O MBL incomoda a esquerda porque atua num campo em que era soberana — o dos jovens. A juventude era “patrimônio” das esquerdas. O MBL deu à direita um corpo de jovens articulados, alguns deles até bem preparados, que, tanto nas ruas quanto nos jornais e revistas, se tornaram uma espécie de contraponto aos esquerdistas do PT e do PC do B. Seus militante são críticos e aguerridos — tal como os integrantes da esquerda — e conquistaram espaço na sociedade. São ouvidos, debatidos e, claro, combatidos. Mas resistem.
O que o MBL e outros grupos de direita precisam tomar cuidado, se não quiserem adotar o mesmo comportamento autoritário da esquerda, é com algumas de suas pautas e ações. O filósofo britânico Roger Scruton sugere que conservadores não são necessariamente reacionários. Portanto, atacar certas mostras de arte, única e exclusivamente devido à nudez, pode ser um propósito mais reacionário do que conservador ou liberal. Propor a proibição de palestras de esquerdistas ou feministas radicais, como Judith Butler, é “comprar” pautas da velha e nada remoçada esquerda. Primeiro, não é democrático. Segundo, no lugar de enfraquecer a ideias dos adversários, a direita contribui para fortalecê-los, dando-lhe, de mão-beijada, um discurso democrático — ao qual nunca foram tão afeitos. Liberais (e conservavdores), que não são autoritários, de repente ficam com a pecha de agentes contrários à democracia, ao debate livre. Quem quer combater Judith Butler, e seus epígonos patropis — repetidores de suas ideias, em geral superficiais —, deve ler seus livros com atenção e, em seguida, fornecer aos leitores uma crítica abalizada e equilibrada. No lugar de “copiar” o ranço das esquerdas, que sempre atacaram-na — qualificando-a de reacionária —, a direita deve se manter “aberta”. Se continuar agindo como tem feito vai ficar com a imagem de besta-fera, de vanguarda do atraso. O MBL, se apostar em permanência e consolidação de sua imagem na sociedade, como uma voz democrática autorizada, não deve cair na “armadilha” para a qual está sendo atraída, sob o olhar atento e contente das esquerdas. Fica-se com a impressão de que a direita, a militante, está se contaminando inclusive pelo “mau humor” da esquerda.

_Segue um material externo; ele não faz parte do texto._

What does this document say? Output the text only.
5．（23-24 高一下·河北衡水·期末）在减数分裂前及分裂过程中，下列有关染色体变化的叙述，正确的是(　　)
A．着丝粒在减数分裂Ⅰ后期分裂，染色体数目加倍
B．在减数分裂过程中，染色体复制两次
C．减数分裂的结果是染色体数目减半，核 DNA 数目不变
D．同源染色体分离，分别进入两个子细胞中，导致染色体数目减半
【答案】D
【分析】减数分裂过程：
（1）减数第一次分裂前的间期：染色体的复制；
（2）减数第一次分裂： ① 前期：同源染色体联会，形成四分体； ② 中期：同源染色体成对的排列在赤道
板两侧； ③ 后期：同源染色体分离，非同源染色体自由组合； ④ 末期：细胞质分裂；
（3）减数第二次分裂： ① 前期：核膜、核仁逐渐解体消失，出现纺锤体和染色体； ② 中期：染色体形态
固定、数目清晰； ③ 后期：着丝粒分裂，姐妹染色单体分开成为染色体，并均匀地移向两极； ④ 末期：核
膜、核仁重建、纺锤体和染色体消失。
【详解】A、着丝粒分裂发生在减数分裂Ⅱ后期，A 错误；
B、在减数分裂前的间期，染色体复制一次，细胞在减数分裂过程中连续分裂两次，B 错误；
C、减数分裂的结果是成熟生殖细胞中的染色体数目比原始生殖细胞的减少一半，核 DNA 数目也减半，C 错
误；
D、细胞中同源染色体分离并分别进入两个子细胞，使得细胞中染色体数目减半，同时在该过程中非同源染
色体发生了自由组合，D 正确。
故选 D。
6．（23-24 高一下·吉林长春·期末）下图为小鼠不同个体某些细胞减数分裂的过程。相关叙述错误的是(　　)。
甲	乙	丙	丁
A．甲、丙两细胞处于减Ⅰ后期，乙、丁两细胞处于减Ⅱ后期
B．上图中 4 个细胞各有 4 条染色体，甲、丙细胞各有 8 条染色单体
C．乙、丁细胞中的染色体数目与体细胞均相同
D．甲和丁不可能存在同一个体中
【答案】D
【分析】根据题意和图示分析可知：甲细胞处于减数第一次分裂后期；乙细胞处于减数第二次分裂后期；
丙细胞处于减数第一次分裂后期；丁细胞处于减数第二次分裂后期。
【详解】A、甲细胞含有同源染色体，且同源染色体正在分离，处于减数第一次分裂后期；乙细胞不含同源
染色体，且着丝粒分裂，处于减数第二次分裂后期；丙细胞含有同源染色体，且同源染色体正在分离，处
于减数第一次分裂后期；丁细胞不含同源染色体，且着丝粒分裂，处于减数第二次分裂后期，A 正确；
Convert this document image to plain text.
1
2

Indicando que a direita está piorando — e mais uma, é preciso dizer: José Guilherme Merquior, mais filósofo que sociólogo, faz falta, até muito falta (a crítica irônica de um Paulo Francis também faz falta, até muita falta) —, o MBL está sendo “puxado” por um debate que não é debate até com o ator Alexandre Frota.

Nada contra Alexandre Frota se apresentar como “de direita”, mas, se “significa” o ator, a direita brasileira está mal, muito mal. Disputando a marca Movimento Brasil Livre, Alexandre Frota e integrantes do MBL estão se atacando. O enfrentamento se dá inclusive na Justiça. O ator tenta tomar o título MBL e os jovens que criaram o movimento tentam mantê-lo. A Justiça deu ganho de causa ao grupo liderado por Kim Kataguiri e Renan Santos.
Nos ataques abaixo da linha da cintura — frise-se que não há um debate de ideias —, Alexandre Frota chama o MBL de “movimento das bichinhas livres”. O ator afirma que seus líderes são “filhotes de Jaspion”. Eles precisam “tomar uma pirocada bem dada para parar de mentir”. Friedrich Hayek (1899-1992) e Luwig von Mises (1881-1973) ficariam horrorizados com o comportamento e a linguagem de sarjeta.
No Twitter, Alexandre Frota, num narcisismo sem par, assinala: “Estou em luta contra DEM, PSDB, MBL, STF, todos unidos contra o Frota. Sensacional, falar a verdade do Brasil incomoda muito. Mas vamos à luta”. Kim Kataguiri responde de maneira moderada e sensata: “Triste saber que existem pessoas na direita que acham que criar intrigas diretas é mais importante do que lutar contra um adversário maior e comum”.
Mas o próprio Kim Kataguiri não quer perceber o óbvio: a baixa qualidade dos mais recentes seguidores da direita. Mais uma vez, resta repetir: José Guilherme Merquior, com sua presença intelectual luminosa e cosmopolita, faz falta. A direita, se não mudar, ficará com a imagem de “atrasada”, “reacionária” e “autoritária”. A esquerda — a verdadeira vanguarda do atraso — parece mais atenta, ao tentar recuperar a bandeira libertária, que, na prática, nunca defendeu, exceto quando critica a direita.